# Your best game bargains?



## 89 Til Infinity (Jan 22, 2013)

Picked up around 5 games in Game for less than £25 in their sale

Red Faction: Armageddon going for a fiver...happy days

Any games worth playing that you've managed to pick up recently on the cheap?


----------



## Epona (Jan 24, 2013)

You can get some really good bargains in the Steam sale, or from retailers who are about to go bust, but in all of my time gaming, the 3 top bargains (in terms of value for money in the long run) have all been games I paid top whack for on the day of release - Neverwinter Nights - thanks to the modding community, I played nonstop for around 5 years. Morrowind hasn't been off my PC(s) since it was released in 2002. CIV IV I bought full price and it hasn't been off my PC since - been playing it (or at least a modded version) today in fact. Skyrim may enter that hallowed ground, it's a good game, but lets see if I'm still playing it 4 years from now!  I could well be tbh.
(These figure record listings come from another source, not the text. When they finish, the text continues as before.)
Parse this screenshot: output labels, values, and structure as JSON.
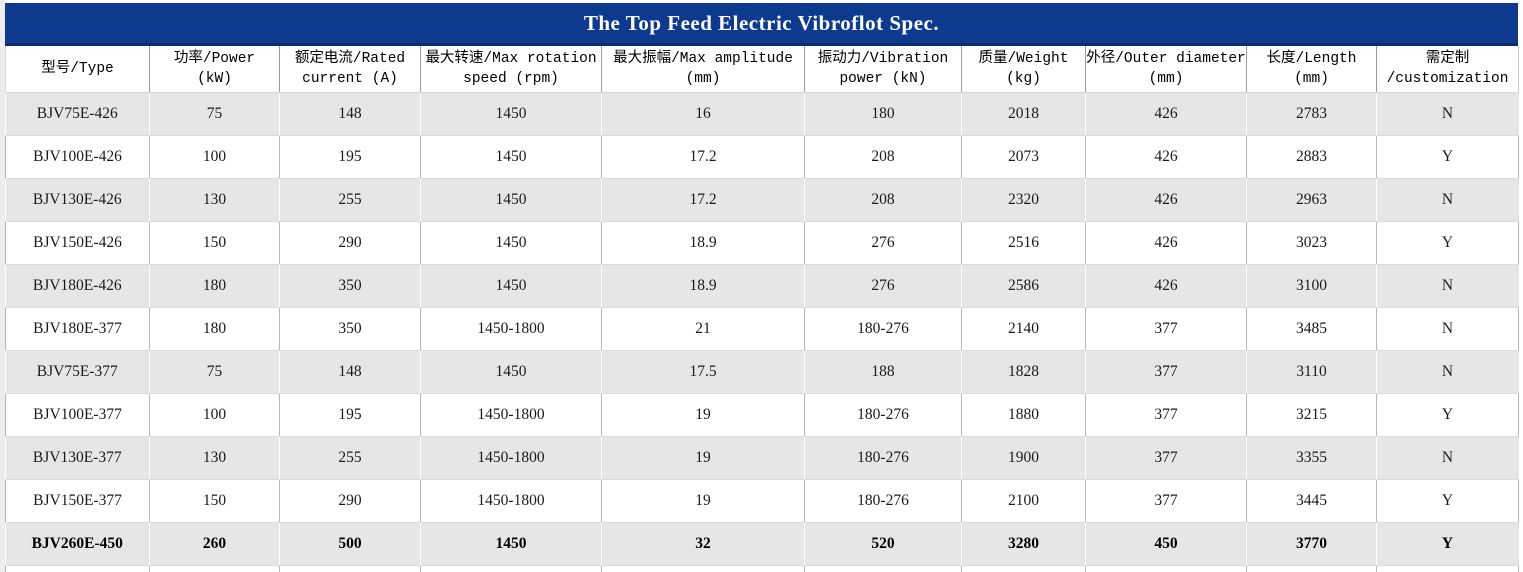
{
  "title": "The Top Feed Electric Vibroflot Spec.",
  "colors": {
    "title_bar_bg": "#0d3a8e",
    "title_text": "#ffffff",
    "stripe_gray": "#e7e6e6",
    "stripe_white": "#ffffff"
  },
  "table": {
    "columns": [
      {
        "line1": "型号/Type",
        "line2": ""
      },
      {
        "line1": "功率/Power",
        "line2": "(kW)"
      },
      {
        "line1": "额定电流/Rated",
        "line2": "current (A)"
      },
      {
        "line1": "最大转速/Max rotation",
        "line2": "speed (rpm)"
      },
      {
        "line1": "最大振幅/Max amplitude",
        "line2": "(mm)"
      },
      {
        "line1": "振动力/Vibration",
        "line2": "power (kN)"
      },
      {
        "line1": "质量/Weight",
        "line2": "(kg)"
      },
      {
        "line1": "外径/Outer diameter",
        "line2": "(mm)"
      },
      {
        "line1": "长度/Length",
        "line2": "(mm)"
      },
      {
        "line1": "需定制",
        "line2": "/customization"
      }
    ],
    "rows": [
      {
        "bold": false,
        "cells": [
          "BJV75E-426",
          "75",
          "148",
          "1450",
          "16",
          "180",
          "2018",
          "426",
          "2783",
          "N"
        ]
      },
      {
        "bold": false,
        "cells": [
          "BJV100E-426",
          "100",
          "195",
          "1450",
          "17.2",
          "208",
          "2073",
          "426",
          "2883",
          "Y"
        ]
      },
      {
        "bold": false,
        "cells": [
          "BJV130E-426",
          "130",
          "255",
          "1450",
          "17.2",
          "208",
          "2320",
          "426",
          "2963",
          "N"
        ]
      },
      {
        "bold": false,
        "cells": [
          "BJV150E-426",
          "150",
          "290",
          "1450",
          "18.9",
          "276",
          "2516",
          "426",
          "3023",
          "Y"
        ]
      },
      {
        "bold": false,
        "cells": [
          "BJV180E-426",
          "180",
          "350",
          "1450",
          "18.9",
          "276",
          "2586",
          "426",
          "3100",
          "N"
        ]
      },
      {
        "bold": false,
        "cells": [
          "BJV180E-377",
          "180",
          "350",
          "1450-1800",
          "21",
          "180-276",
          "2140",
          "377",
          "3485",
          "N"
        ]
      },
      {
        "bold": false,
        "cells": [
          "BJV75E-377",
          "75",
          "148",
          "1450",
          "17.5",
          "188",
          "1828",
          "377",
          "3110",
          "N"
        ]
      },
      {
        "bold": false,
        "cells": [
          "BJV100E-377",
          "100",
          "195",
          "1450-1800",
          "19",
          "180-276",
          "1880",
          "377",
          "3215",
          "Y"
        ]
      },
      {
        "bold": false,
        "cells": [
          "BJV130E-377",
          "130",
          "255",
          "1450-1800",
          "19",
          "180-276",
          "1900",
          "377",
          "3355",
          "N"
        ]
      },
      {
        "bold": false,
        "cells": [
          "BJV150E-377",
          "150",
          "290",
          "1450-1800",
          "19",
          "180-276",
          "2100",
          "377",
          "3445",
          "Y"
        ]
      },
      {
        "bold": true,
        "cells": [
          "BJV260E-450",
          "260",
          "500",
          "1450",
          "32",
          "520",
          "3280",
          "450",
          "3770",
          "Y"
        ]
      }
    ]
  }
}
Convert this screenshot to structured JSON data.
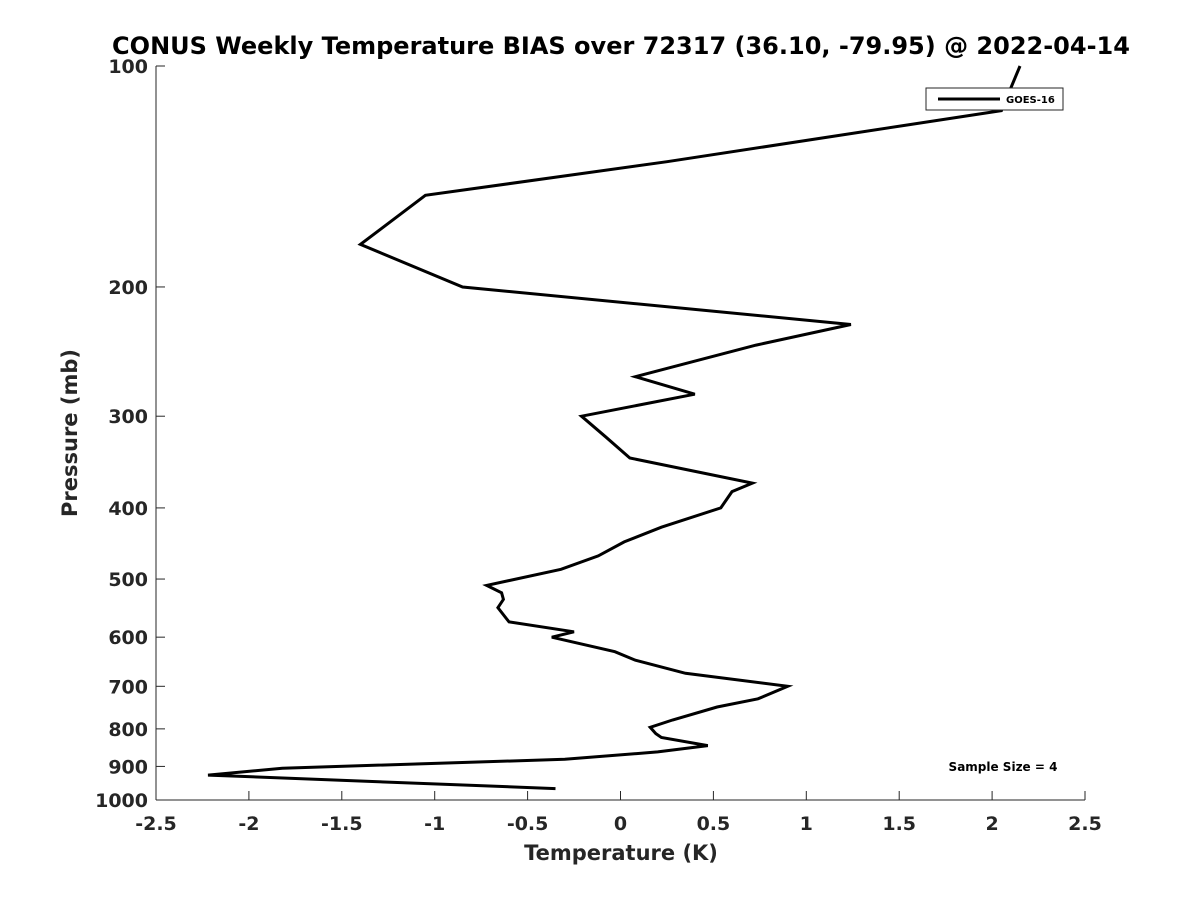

So IMO, the best bargains aren't necessarily games that you buy cheap, but ones that just keep giving - if you manage to get a game like that at cut price then that's the mother of all bargains. Even so, paying £30 or so 5 or 10 years ago for a game that I am still playing today is pretty hard to beat in terms of value for money!


----------



## Shippou-Sensei (Jan 24, 2013)

i quite like giving free to play MMOs a go

sure they wear out kinda quickly  as they are all the same game in many a way  but for free that's excelent


----------



## Edward Kelly (Mar 6, 2013)

I pretty well always buy outdated games ...wait a year and pay a fraction of the price, fuck it I'm not in that much of a hurry.


----------



## yield (Apr 10, 2014)

Ni No Kuni PSN Store £5.49 or £4.94 for PS Plus subscribers £5.49. Digital download.

Beautiful jrpg by by Level-5 and Studio Ghibli. One of the best ps3 games hth.


----------



## ohmyliver (Apr 10, 2014)

I really liked Ni No Kuni, even if it got a bit grindy... cute pirate cat for the win


----------



## Fez909 (Apr 10, 2014)

Does free count, or is that cheating?

Wolfenstein: Enemy Territory. My most played game. Sadly there aren't many servers left with humans playing (it's all bots) but I would play this game even now if there were. Awesome stuff...completely gratis.


----------



## Athos (Apr 10, 2014)

A brace of pheasants for £1.50.


----------



## cypher79 (Apr 11, 2014)

Got a brand new boxed version of Hard Reset: Extended Edition for a quid a while back


----------